Petite leçon de finances publiques à l’usage de l’actuel et de l’ancien Maire de Vernon
Par Alain Rey • 1 avr, 2009 •
Les mauvaises expériences sont parfois très utiles, attaché d’enseignement et de recherche à l’Université Panthéon-Assas-Paris 2, j’ai eu le redoutable privilège de siéger dans une commission d’harmonisation des notes présidée par Monsieur le professeur Jean-Claude Martinez, à l’époque premier vice-président du Front National et député Européen, homme de grands mérites universitaires et ayant le redoutable talent de savoir se parodier : “Vous direz bien Rey que j’ai défendu cet étudiant de couleur, personne ne le croirait sinon !” (le PS n’avait pas encore inventé le vocable “diversité” ! )

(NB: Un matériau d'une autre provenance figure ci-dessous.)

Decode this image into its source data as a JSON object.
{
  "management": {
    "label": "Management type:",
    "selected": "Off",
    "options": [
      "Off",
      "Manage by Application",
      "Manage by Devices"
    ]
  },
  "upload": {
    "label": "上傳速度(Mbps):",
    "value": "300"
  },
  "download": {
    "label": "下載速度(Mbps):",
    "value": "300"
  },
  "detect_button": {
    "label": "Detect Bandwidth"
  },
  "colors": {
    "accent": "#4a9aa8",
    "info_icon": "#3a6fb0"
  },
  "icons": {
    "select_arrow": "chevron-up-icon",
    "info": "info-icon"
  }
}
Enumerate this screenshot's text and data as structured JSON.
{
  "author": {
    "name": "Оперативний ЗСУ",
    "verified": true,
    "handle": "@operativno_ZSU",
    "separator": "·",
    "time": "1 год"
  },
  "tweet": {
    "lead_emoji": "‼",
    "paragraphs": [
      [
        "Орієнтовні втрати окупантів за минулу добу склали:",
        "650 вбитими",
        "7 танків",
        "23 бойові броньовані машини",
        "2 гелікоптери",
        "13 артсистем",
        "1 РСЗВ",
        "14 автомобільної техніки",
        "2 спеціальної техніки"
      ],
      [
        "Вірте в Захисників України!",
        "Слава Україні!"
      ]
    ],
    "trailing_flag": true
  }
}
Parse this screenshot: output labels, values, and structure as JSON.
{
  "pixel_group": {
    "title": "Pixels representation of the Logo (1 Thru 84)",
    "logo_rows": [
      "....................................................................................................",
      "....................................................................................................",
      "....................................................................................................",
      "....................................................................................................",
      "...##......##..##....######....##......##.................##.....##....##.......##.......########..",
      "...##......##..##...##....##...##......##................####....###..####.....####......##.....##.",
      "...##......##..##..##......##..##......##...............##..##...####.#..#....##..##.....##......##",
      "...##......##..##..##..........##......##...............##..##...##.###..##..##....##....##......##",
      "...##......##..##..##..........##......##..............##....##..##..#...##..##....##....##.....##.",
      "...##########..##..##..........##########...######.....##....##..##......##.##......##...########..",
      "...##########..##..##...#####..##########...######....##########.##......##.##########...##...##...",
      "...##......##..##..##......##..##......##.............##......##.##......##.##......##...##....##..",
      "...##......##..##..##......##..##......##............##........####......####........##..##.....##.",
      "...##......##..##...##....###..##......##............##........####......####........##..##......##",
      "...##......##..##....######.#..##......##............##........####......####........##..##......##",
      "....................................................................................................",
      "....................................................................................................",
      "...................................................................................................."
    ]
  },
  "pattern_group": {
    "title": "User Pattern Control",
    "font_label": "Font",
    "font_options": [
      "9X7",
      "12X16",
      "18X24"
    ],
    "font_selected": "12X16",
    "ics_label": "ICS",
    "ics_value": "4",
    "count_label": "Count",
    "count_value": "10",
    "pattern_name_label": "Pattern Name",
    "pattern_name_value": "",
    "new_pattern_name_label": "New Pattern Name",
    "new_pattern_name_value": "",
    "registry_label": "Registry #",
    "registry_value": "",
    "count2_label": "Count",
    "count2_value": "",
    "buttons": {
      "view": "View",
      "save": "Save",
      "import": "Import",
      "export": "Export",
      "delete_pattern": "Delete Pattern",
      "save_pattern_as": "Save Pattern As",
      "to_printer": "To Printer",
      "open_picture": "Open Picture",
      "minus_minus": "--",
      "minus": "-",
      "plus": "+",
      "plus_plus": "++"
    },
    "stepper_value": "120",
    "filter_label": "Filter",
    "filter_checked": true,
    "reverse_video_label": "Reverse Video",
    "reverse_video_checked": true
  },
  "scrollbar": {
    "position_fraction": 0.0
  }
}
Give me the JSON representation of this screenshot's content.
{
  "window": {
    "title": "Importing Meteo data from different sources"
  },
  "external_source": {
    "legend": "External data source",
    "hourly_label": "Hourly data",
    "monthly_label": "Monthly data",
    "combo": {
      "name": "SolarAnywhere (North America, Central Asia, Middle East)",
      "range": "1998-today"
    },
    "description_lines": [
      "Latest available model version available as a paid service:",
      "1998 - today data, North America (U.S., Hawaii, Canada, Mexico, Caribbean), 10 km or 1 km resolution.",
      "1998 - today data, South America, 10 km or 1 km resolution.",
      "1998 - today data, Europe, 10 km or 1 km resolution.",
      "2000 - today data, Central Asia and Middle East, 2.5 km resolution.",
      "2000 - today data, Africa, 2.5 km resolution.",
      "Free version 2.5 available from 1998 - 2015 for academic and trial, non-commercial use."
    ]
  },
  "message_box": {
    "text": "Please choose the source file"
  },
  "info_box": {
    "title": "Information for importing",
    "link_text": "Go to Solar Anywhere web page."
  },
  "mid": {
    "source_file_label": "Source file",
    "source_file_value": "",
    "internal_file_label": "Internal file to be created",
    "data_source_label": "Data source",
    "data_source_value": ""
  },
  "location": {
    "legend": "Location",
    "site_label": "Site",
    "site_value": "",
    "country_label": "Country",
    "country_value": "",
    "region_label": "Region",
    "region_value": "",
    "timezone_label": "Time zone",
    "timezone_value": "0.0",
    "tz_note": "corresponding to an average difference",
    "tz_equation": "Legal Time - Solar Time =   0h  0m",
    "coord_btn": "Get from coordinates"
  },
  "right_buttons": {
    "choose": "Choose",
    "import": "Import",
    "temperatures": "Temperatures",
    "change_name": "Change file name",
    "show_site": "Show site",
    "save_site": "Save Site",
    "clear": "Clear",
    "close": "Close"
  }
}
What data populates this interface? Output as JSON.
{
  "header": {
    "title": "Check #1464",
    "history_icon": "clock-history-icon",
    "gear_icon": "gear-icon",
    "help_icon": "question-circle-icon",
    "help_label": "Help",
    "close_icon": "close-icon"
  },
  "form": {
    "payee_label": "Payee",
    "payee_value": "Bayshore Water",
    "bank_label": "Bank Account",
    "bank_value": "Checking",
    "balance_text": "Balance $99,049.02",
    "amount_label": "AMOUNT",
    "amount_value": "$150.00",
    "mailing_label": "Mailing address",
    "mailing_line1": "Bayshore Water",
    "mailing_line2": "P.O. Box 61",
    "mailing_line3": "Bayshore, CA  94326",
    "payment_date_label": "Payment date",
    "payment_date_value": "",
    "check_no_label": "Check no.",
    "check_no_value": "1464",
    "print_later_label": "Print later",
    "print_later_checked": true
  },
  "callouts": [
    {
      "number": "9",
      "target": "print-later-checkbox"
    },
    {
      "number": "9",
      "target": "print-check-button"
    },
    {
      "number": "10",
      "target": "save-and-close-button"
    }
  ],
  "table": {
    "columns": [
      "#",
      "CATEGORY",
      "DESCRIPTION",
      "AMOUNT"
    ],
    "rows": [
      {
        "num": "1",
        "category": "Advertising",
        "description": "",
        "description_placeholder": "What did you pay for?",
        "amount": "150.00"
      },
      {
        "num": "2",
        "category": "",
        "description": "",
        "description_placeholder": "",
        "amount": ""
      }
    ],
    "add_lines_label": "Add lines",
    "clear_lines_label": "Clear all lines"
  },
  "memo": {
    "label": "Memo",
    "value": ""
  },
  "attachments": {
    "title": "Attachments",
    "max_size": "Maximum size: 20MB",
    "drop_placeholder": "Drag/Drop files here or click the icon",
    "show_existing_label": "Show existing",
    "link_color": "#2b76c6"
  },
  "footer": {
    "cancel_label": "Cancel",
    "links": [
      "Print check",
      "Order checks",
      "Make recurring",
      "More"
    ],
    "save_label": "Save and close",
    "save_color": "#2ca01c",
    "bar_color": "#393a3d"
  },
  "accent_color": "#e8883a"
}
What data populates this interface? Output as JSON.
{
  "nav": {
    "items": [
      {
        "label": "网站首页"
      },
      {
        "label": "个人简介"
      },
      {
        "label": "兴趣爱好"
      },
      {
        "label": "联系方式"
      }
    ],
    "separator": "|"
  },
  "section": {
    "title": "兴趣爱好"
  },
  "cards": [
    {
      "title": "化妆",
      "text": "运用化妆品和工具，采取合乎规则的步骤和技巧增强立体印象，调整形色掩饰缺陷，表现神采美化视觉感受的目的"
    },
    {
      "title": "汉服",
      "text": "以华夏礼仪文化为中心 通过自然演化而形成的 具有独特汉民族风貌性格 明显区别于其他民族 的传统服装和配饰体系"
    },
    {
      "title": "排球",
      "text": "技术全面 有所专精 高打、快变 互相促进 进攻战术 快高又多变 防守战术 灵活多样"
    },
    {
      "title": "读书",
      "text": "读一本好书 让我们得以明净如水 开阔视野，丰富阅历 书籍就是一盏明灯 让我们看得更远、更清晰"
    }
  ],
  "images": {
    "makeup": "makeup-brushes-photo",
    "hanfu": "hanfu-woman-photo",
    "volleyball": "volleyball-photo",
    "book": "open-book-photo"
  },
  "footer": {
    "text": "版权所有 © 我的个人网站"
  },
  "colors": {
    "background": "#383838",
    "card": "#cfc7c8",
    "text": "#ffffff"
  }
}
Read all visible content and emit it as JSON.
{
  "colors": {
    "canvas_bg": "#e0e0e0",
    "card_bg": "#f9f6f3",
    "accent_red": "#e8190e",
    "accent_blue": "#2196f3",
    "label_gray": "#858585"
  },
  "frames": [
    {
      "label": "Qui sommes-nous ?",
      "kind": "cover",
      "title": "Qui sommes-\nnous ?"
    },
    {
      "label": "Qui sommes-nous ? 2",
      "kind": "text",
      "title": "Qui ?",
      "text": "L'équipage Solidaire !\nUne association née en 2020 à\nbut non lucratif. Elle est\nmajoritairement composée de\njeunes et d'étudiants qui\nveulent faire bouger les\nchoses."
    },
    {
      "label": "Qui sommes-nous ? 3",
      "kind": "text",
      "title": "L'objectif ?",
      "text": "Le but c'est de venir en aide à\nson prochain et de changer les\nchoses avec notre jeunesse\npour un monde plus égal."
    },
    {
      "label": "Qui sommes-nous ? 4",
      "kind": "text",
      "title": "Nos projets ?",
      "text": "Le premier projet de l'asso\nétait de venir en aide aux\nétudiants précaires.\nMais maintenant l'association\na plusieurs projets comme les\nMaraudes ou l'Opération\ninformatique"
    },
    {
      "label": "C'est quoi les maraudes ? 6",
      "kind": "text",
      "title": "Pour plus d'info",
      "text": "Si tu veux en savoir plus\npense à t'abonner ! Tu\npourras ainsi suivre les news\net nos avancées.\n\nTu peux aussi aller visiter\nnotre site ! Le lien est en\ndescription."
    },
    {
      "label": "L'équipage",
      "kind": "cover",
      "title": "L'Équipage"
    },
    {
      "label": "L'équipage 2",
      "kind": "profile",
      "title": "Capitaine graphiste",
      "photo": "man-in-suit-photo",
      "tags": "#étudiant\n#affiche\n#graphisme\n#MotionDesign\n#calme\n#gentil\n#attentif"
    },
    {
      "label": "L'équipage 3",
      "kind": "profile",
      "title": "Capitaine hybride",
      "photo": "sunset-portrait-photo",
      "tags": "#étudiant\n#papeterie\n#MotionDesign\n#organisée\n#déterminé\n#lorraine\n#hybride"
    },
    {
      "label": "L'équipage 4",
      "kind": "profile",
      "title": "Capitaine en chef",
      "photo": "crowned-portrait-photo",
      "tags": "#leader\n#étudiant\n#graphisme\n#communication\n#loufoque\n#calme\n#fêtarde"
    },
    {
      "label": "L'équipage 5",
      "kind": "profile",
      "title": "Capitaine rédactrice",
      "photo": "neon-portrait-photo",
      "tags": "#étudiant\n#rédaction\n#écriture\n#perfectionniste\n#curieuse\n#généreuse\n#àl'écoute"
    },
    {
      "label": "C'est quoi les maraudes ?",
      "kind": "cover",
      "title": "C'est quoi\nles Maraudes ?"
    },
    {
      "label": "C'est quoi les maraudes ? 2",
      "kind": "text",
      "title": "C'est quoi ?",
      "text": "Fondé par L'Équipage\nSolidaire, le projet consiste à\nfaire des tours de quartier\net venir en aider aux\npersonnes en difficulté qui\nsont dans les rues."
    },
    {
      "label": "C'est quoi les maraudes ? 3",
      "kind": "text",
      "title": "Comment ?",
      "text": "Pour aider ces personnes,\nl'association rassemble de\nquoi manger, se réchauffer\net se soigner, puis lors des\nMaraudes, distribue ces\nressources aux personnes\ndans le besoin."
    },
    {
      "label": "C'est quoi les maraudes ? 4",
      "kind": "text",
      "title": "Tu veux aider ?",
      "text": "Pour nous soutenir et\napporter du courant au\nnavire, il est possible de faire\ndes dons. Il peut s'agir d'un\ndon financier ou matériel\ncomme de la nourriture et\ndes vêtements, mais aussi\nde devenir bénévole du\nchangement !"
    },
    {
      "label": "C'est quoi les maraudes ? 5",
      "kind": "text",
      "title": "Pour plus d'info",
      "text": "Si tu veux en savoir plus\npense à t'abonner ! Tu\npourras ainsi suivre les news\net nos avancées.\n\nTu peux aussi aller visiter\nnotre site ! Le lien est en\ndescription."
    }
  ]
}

“Grand Maître” de l’étude des finances publiques, il avait l’habitude de donner à ses thésards un inattendu sujet d’étude : Les budgets de villes qui comptaient des élus du Front National au sein de leurs Conseils Municipaux !
Autre particularité de cet enseignant né, pour nous convaincre que telle “étudiante de couleur” n’était pas digne d’avoir une mention “Très bien”, il reprenait en les commentant ses principaux travaux. Cela était très instructif pour ceux qui laissaient de côté le dégoût qu’inspirait un tel “personnage” et s’efforçaient (Ce qui n’est pas toujours chose aisée) de n’entendre que l’Universitaire livrant son savoir, en quelques phrases.
Chacun a pu voir récemment une vidéo de Monsieur le Maire de Vernon, expliquant doctement qu’il était vital, avant toutes choses, de réduire massivement la dette de la ville de Vernon !
Pour mesurer l’inanité de cette déclaration en période de crise, il suffit de s’être un jour intéressé à l’étude de la crise de 1929, même sans avoir parcouru les ouvrages que Jacques Néré, Galbraith ou Arthur Schlesinger ont consacrés à cette période.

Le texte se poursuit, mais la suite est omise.